Clonal Evolution of Autoreactive Germinal Centres 
(24 August 2017 )(Germinal Centres (GC) = area in lymph glands where memory cells and plasma cells which make antibody are made.)


Highlights

•Single autoreactive B cell clone drives expansion of B cells in germinal centers 
• Autoreactive germinal centers composed of B cells become self-sufficient
•Autoreactive and foreign antigen germinal centers evolve clonally at similar rates
•Clonal expansion of B cells in germinal centers underlies epitope spreading
Our findings support that self-reactive Germinal Centres are at the heart of the autoimmune response. The chronic, progressive nature of epitope spreading calls for early interventions, even before disease onset. 
Epitope spreading was defined as the diversification of epitopes (antigen detected by the immune system) specificity from the initial focused, dominant epitope-specific immune response to subdominant epitopes on that protein or other proteins that are liberated by damage. This is an idea of how autoimmunity can develop following infection and it could also be involved in the development of relapses. Whilst the concept was about T cells
This phenomenon occurs in MS and in EAE and so the number of autoimmune cells expand over time. However, some scientists have taken this one step too far to suggest that relapses are due to responses to new epitopes  that develop in a sequential fashion. This idea is fately flawed.....because it does not fit the majority of data, and in MS lesions are comming and going all the time. That a T cell receptor transgenic animal capable of responding to a single epitope, relapses says enough....end-of.

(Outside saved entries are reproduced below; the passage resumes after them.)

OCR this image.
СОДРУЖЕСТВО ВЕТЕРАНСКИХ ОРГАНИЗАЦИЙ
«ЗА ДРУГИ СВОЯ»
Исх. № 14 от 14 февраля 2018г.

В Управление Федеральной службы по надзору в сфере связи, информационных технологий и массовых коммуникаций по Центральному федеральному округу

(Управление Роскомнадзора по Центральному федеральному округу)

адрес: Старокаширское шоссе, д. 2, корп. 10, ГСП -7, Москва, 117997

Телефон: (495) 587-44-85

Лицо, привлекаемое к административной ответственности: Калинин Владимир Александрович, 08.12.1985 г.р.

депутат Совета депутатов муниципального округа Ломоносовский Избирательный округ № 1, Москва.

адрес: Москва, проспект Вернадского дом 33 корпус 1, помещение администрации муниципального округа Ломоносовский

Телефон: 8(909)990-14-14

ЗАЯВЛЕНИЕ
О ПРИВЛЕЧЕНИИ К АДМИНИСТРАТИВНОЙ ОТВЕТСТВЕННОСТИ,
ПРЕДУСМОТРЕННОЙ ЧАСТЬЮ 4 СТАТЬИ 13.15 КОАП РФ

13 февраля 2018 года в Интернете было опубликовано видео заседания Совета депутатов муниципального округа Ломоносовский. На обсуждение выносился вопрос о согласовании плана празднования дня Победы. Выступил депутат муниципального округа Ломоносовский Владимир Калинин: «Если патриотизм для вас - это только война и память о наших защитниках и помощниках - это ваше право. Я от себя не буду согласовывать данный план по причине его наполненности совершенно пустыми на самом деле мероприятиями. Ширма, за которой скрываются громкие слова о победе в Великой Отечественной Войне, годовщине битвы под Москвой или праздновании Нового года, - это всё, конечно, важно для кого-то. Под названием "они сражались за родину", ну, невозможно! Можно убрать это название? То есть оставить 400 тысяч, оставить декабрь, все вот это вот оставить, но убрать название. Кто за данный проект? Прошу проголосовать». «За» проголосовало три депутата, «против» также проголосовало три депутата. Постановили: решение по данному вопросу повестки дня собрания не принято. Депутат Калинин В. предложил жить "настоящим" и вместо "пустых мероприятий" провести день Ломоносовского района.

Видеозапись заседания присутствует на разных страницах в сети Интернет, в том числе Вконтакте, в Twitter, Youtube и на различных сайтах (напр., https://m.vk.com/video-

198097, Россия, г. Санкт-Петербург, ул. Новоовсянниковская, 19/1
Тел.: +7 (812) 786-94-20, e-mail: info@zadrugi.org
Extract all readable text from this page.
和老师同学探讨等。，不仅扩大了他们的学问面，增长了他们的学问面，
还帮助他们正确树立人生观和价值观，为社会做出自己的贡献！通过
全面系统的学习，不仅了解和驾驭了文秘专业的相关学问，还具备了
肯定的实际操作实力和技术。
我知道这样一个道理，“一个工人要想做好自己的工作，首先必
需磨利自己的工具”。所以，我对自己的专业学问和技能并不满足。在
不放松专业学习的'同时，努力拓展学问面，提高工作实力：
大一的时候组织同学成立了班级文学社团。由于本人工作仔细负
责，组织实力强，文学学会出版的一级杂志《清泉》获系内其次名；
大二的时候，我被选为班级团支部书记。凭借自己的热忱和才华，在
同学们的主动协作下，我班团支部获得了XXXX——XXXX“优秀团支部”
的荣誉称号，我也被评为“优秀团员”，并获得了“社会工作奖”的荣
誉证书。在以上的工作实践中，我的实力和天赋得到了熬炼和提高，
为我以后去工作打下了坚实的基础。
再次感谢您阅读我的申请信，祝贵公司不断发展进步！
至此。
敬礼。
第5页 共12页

In light of the failure of CD40L blockade in humans, alternative GC checkpoints should be explored. 
CD40L/CD154 (The protein that binds to (a ligand) the CD40 receptor, as an immune check point that is found on B cells, with the CD40L on activated T cells, such as type of T cell called a follicular T  helper cell, which helps B cells in B cell follicles )

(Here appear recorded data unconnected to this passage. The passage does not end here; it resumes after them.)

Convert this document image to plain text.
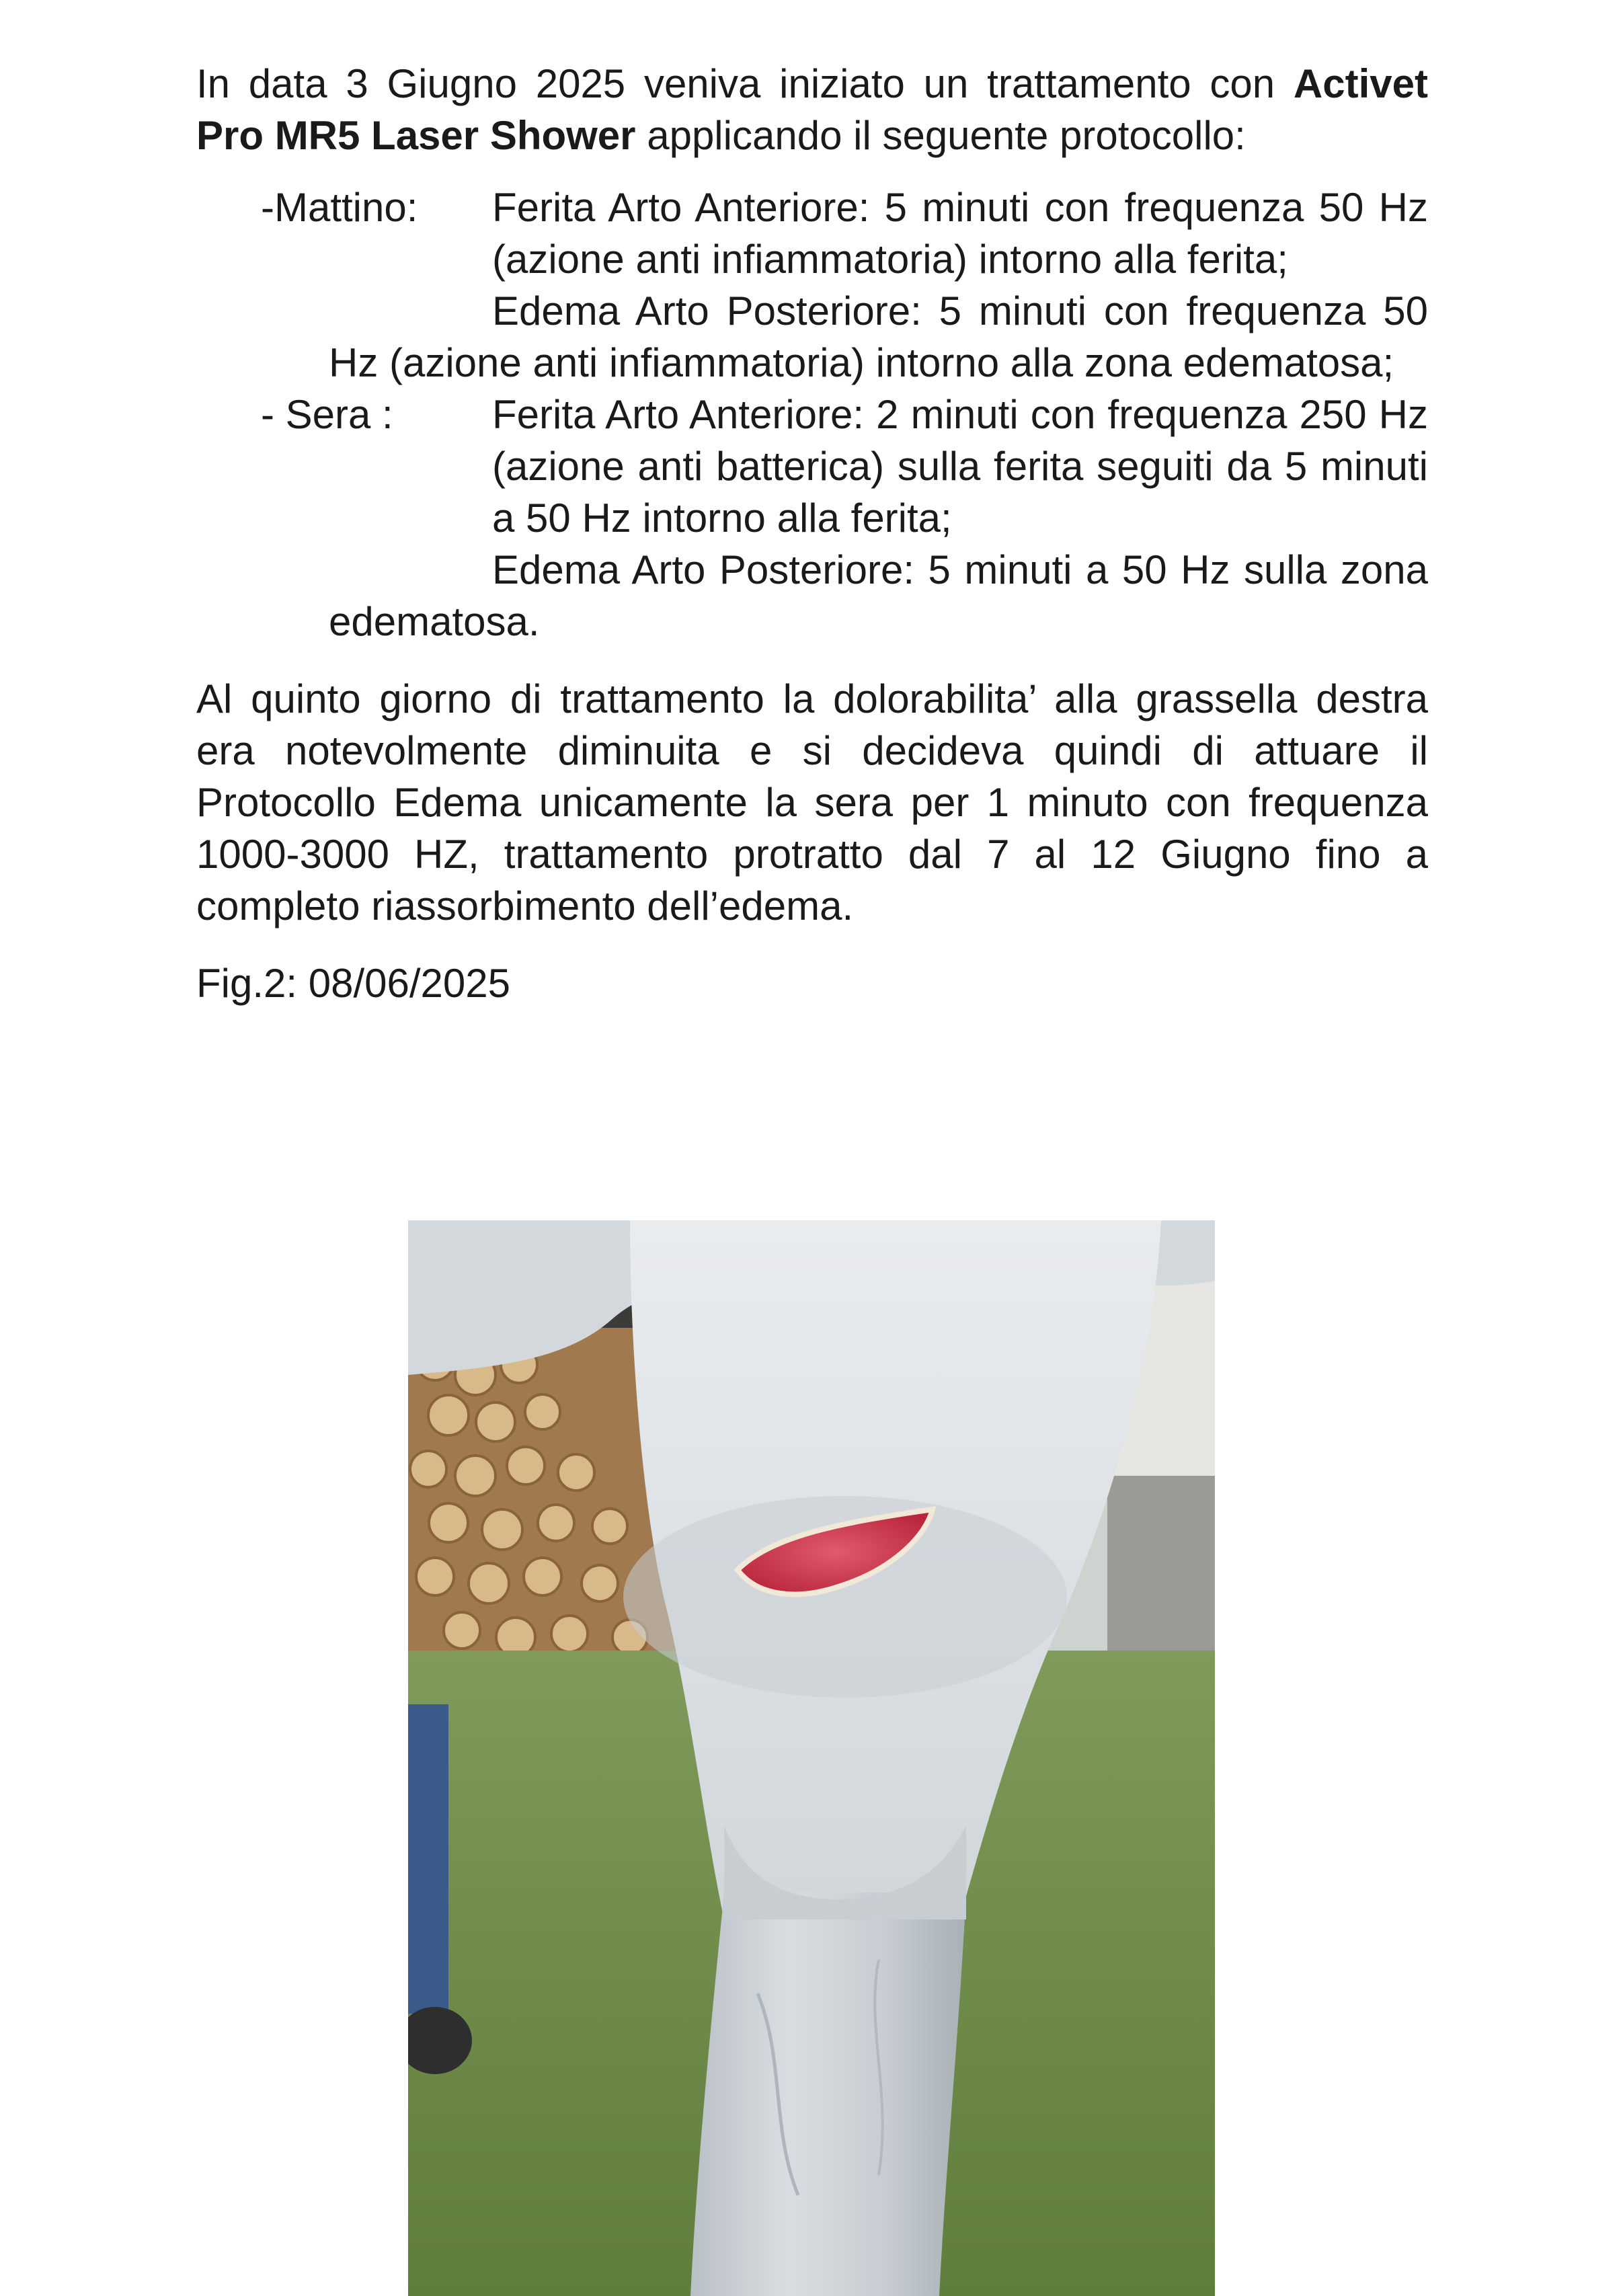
In data 3 Giugno 2025 veniva iniziato un trattamento con Activet Pro MR5 Laser Shower applicando il seguente protocollo:

-Mattino:	Ferita Arto Anteriore: 5 minuti con frequenza 50 Hz (azione anti infiammatoria) intorno alla ferita;
Edema Arto Posteriore: 5 minuti con frequenza 50 Hz (azione anti infiammatoria) intorno alla zona edematosa;
- Sera :	Ferita Arto Anteriore: 2 minuti con frequenza 250 Hz (azione anti batterica) sulla ferita seguiti da 5 minuti a 50 Hz intorno alla ferita;
Edema Arto Posteriore: 5 minuti a 50 Hz sulla zona edematosa.

Al quinto giorno di trattamento la dolorabilita’ alla grassella destra era notevolmente diminuita e si decideva quindi di attuare il Protocollo Edema unicamente la sera per 1 minuto con frequenza 1000-3000 HZ, trattamento protratto dal 7 al 12 Giugno fino a completo riassorbimento dell’edema.

Fig.2: 08/06/2025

We have focused here on the evolution of the B cell response, but questions remain. Although we demonstrated T cell dependence in our model, the extent and nature of T cell involvement has not been addressed. Future experiments will determine whether the T cell pool is not only necessary, but also sufficient, to sustain and confer autoreactivity.

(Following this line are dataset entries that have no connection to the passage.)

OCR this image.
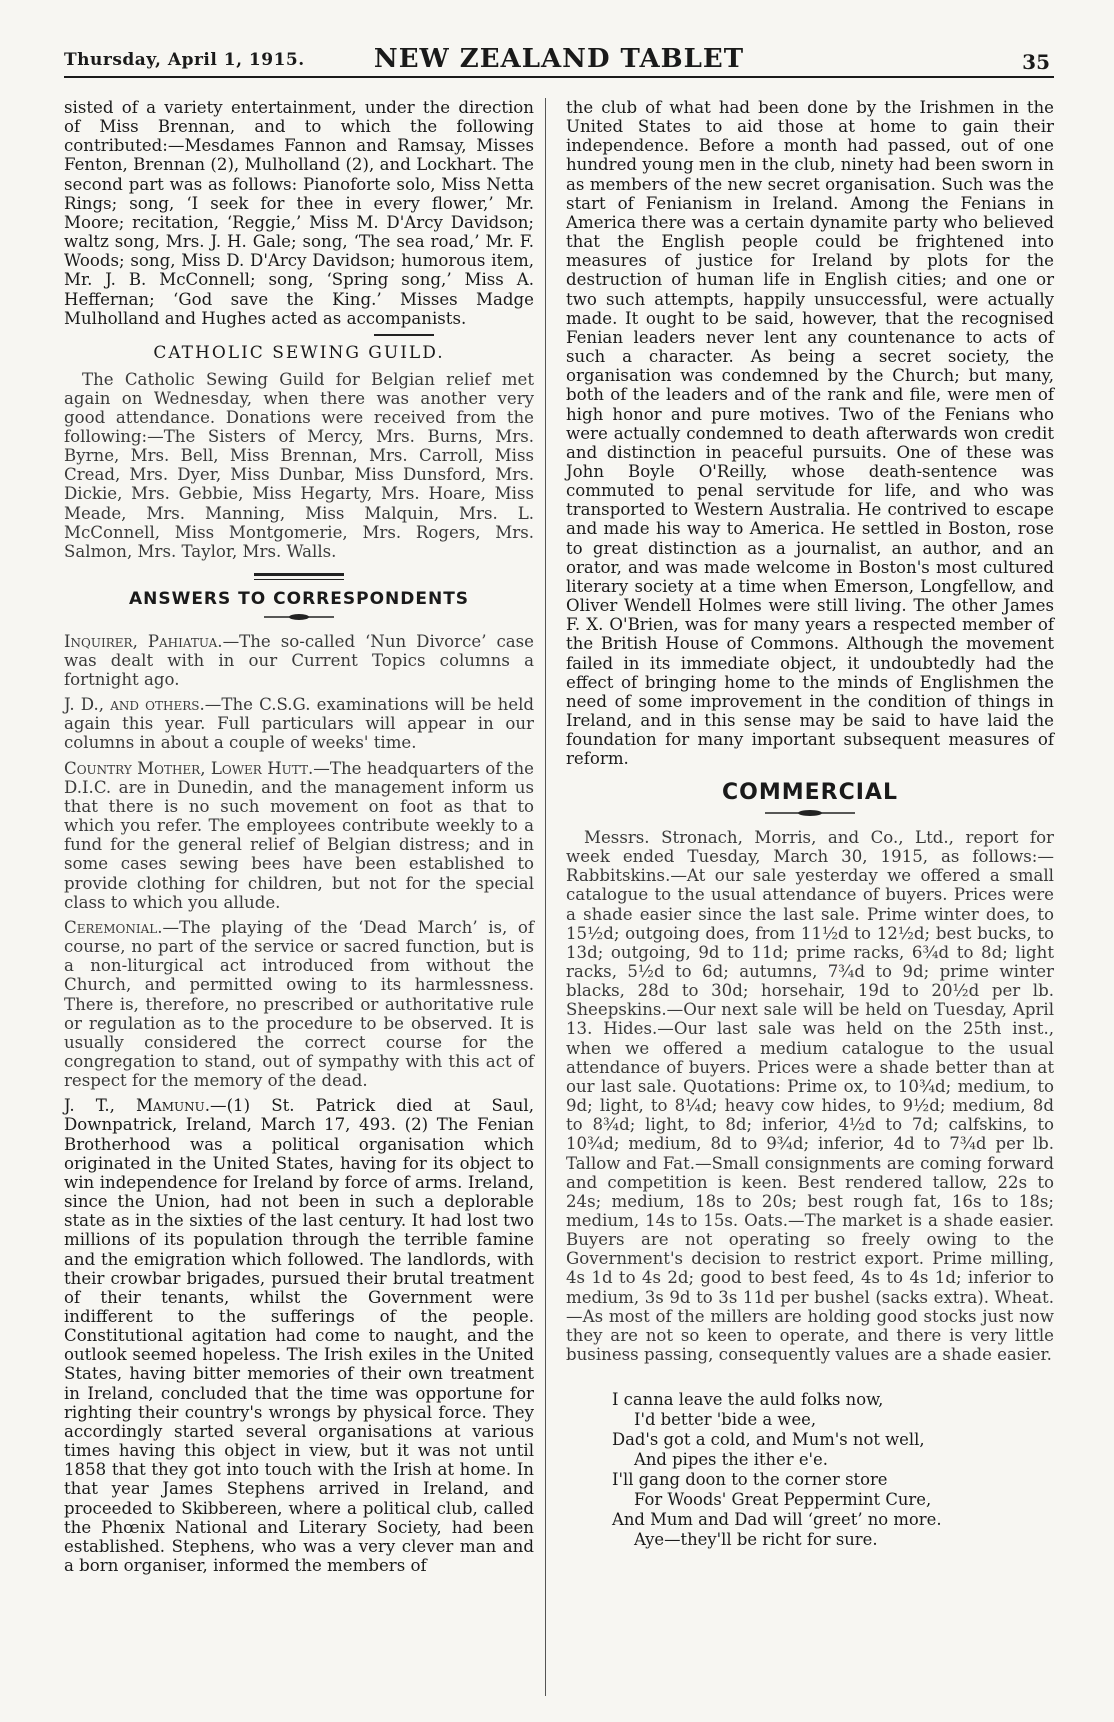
Thursday, April 1, 1915.	NEW ZEALAND TABLET	35

sisted of a variety entertainment, under the direction of Miss Brennan, and to which the following contributed:—Mesdames Fannon and Ramsay, Misses Fenton, Brennan (2), Mulholland (2), and Lockhart. The second part was as follows: Pianoforte solo, Miss Netta Rings; song, ‘I seek for thee in every flower,’ Mr. Moore; recitation, ‘Reggie,’ Miss M. D'Arcy Davidson; waltz song, Mrs. J. H. Gale; song, ‘The sea road,’ Mr. F. Woods; song, Miss D. D'Arcy Davidson; humorous item, Mr. J. B. McConnell; song, ‘Spring song,’ Miss A. Heffernan; ‘God save the King.’ Misses Madge Mulholland and Hughes acted as accompanists.

CATHOLIC SEWING GUILD.

The Catholic Sewing Guild for Belgian relief met again on Wednesday, when there was another very good attendance. Donations were received from the following:—The Sisters of Mercy, Mrs. Burns, Mrs. Byrne, Mrs. Bell, Miss Brennan, Mrs. Carroll, Miss Cread, Mrs. Dyer, Miss Dunbar, Miss Dunsford, Mrs. Dickie, Mrs. Gebbie, Miss Hegarty, Mrs. Hoare, Miss Meade, Mrs. Manning, Miss Malquin, Mrs. L. McConnell, Miss Montgomerie, Mrs. Rogers, Mrs. Salmon, Mrs. Taylor, Mrs. Walls.

ANSWERS TO CORRESPONDENTS
Inquirer, Pahiatua.—The so-called ‘Nun Divorce’ case was dealt with in our Current Topics columns a fortnight ago.
J. D., and others.—The C.S.G. examinations will be held again this year. Full particulars will appear in our columns in about a couple of weeks' time.
Country Mother, Lower Hutt.—The headquarters of the D.I.C. are in Dunedin, and the management inform us that there is no such movement on foot as that to which you refer. The employees contribute weekly to a fund for the general relief of Belgian distress; and in some cases sewing bees have been established to provide clothing for children, but not for the special class to which you allude.
Ceremonial.—The playing of the ‘Dead March’ is, of course, no part of the service or sacred function, but is a non-liturgical act introduced from without the Church, and permitted owing to its harmlessness. There is, therefore, no prescribed or authoritative rule or regulation as to the procedure to be observed. It is usually considered the correct course for the congregation to stand, out of sympathy with this act of respect for the memory of the dead.
J. T., Mamunu.—(1) St. Patrick died at Saul, Downpatrick, Ireland, March 17, 493. (2) The Fenian Brotherhood was a political organisation which originated in the United States, having for its object to win independence for Ireland by force of arms. Ireland, since the Union, had not been in such a deplorable state as in the sixties of the last century. It had lost two millions of its population through the terrible famine and the emigration which followed. The landlords, with their crowbar brigades, pursued their brutal treatment of their tenants, whilst the Government were indifferent to the sufferings of the people. Constitutional agitation had come to naught, and the outlook seemed hopeless. The Irish exiles in the United States, having bitter memories of their own treatment in Ireland, concluded that the time was opportune for righting their country's wrongs by physical force. They accordingly started several organisations at various times having this object in view, but it was not until 1858 that they got into touch with the Irish at home. In that year James Stephens arrived in Ireland, and proceeded to Skibbereen, where a political club, called the Phœnix National and Literary Society, had been established. Stephens, who was a very clever man and a born organiser, informed the members of

the club of what had been done by the Irishmen in the United States to aid those at home to gain their independence. Before a month had passed, out of one hundred young men in the club, ninety had been sworn in as members of the new secret organisation. Such was the start of Fenianism in Ireland. Among the Fenians in America there was a certain dynamite party who believed that the English people could be frightened into measures of justice for Ireland by plots for the destruction of human life in English cities; and one or two such attempts, happily unsuccessful, were actually made. It ought to be said, however, that the recognised Fenian leaders never lent any countenance to acts of such a character. As being a secret society, the organisation was condemned by the Church; but many, both of the leaders and of the rank and file, were men of high honor and pure motives. Two of the Fenians who were actually condemned to death afterwards won credit and distinction in peaceful pursuits. One of these was John Boyle O'Reilly, whose death-sentence was commuted to penal servitude for life, and who was transported to Western Australia. He contrived to escape and made his way to America. He settled in Boston, rose to great distinction as a journalist, an author, and an orator, and was made welcome in Boston's most cultured literary society at a time when Emerson, Longfellow, and Oliver Wendell Holmes were still living. The other James F. X. O'Brien, was for many years a respected member of the British House of Commons. Although the movement failed in its immediate object, it undoubtedly had the effect of bringing home to the minds of Englishmen the need of some improvement in the condition of things in Ireland, and in this sense may be said to have laid the foundation for many important subsequent measures of reform.

COMMERCIAL

Messrs. Stronach, Morris, and Co., Ltd., report for week ended Tuesday, March 30, 1915, as follows:—Rabbitskins.—At our sale yesterday we offered a small catalogue to the usual attendance of buyers. Prices were a shade easier since the last sale. Prime winter does, to 15½d; outgoing does, from 11½d to 12½d; best bucks, to 13d; outgoing, 9d to 11d; prime racks, 6¾d to 8d; light racks, 5½d to 6d; autumns, 7¾d to 9d; prime winter blacks, 28d to 30d; horsehair, 19d to 20½d per lb. Sheepskins.—Our next sale will be held on Tuesday, April 13. Hides.—Our last sale was held on the 25th inst., when we offered a medium catalogue to the usual attendance of buyers. Prices were a shade better than at our last sale. Quotations: Prime ox, to 10¾d; medium, to 9d; light, to 8¼d; heavy cow hides, to 9½d; medium, 8d to 8¾d; light, to 8d; inferior, 4½d to 7d; calfskins, to 10¾d; medium, 8d to 9¾d; inferior, 4d to 7¾d per lb. Tallow and Fat.—Small consignments are coming forward and competition is keen. Best rendered tallow, 22s to 24s; medium, 18s to 20s; best rough fat, 16s to 18s; medium, 14s to 15s. Oats.—The market is a shade easier. Buyers are not operating so freely owing to the Government's decision to restrict export. Prime milling, 4s 1d to 4s 2d; good to best feed, 4s to 4s 1d; inferior to medium, 3s 9d to 3s 11d per bushel (sacks extra). Wheat.—As most of the millers are holding good stocks just now they are not so keen to operate, and there is very little business passing, consequently values are a shade easier.

I canna leave the auld folks now,
I'd better 'bide a wee,
Dad's got a cold, and Mum's not well,
And pipes the ither e'e.
I'll gang doon to the corner store
For Woods' Great Peppermint Cure,
And Mum and Dad will ‘greet’ no more.
Aye—they'll be richt for sure.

We conclude that self-reactive B cells are sufficient to break tolerance and induce the formation of autoreactive GCs. We dub this novel tool, which can be used to study epitope spreading and autoreactive GC responses, the “ARTEMIS model” to signify autoreactive B cell driven T-dependent epitope migration toward immunity to self.

Degn SE, van der Poel CE, Firl DJ, Ayoglu B, Al Qureshah FA, Bajic G, Mesin L, Reynaud CA, Weill JC, Utz PJ, Victora GD, Carroll MC. Clonal Evolution of Autoreactive Germinal Centers.
Cell. 2017;170:913-926.



Germinal centers (GCs) are the primary sites of clonal B cell expansion and affinity maturation, directing the production of high-affinity antibodies. This response is a central driver of pathogenesis in autoimmune diseases, but the natural history of autoreactive GCs remains unclear. Here, we present a novel mouse model where the presence of a single autoreactive B cell clone drives the Toll-like receptor7-dependent activation, expansion, and differentiation of other autoreactive B cells in spontaneous GCs.  Once tolerance was broken for one self-antigen, autoreactive GCs generated B cells targeting other self-antigens. GCs became independent of the initial clone and evolved toward dominance of individual clonal lineages, indicating affinity maturation. This process produced serum autoantibodies to a breadth of self-antigens. Our data provide insight into the maturation of the self-reactive B cell response, contextualizing the epitope spreading observed in autoimmune disease.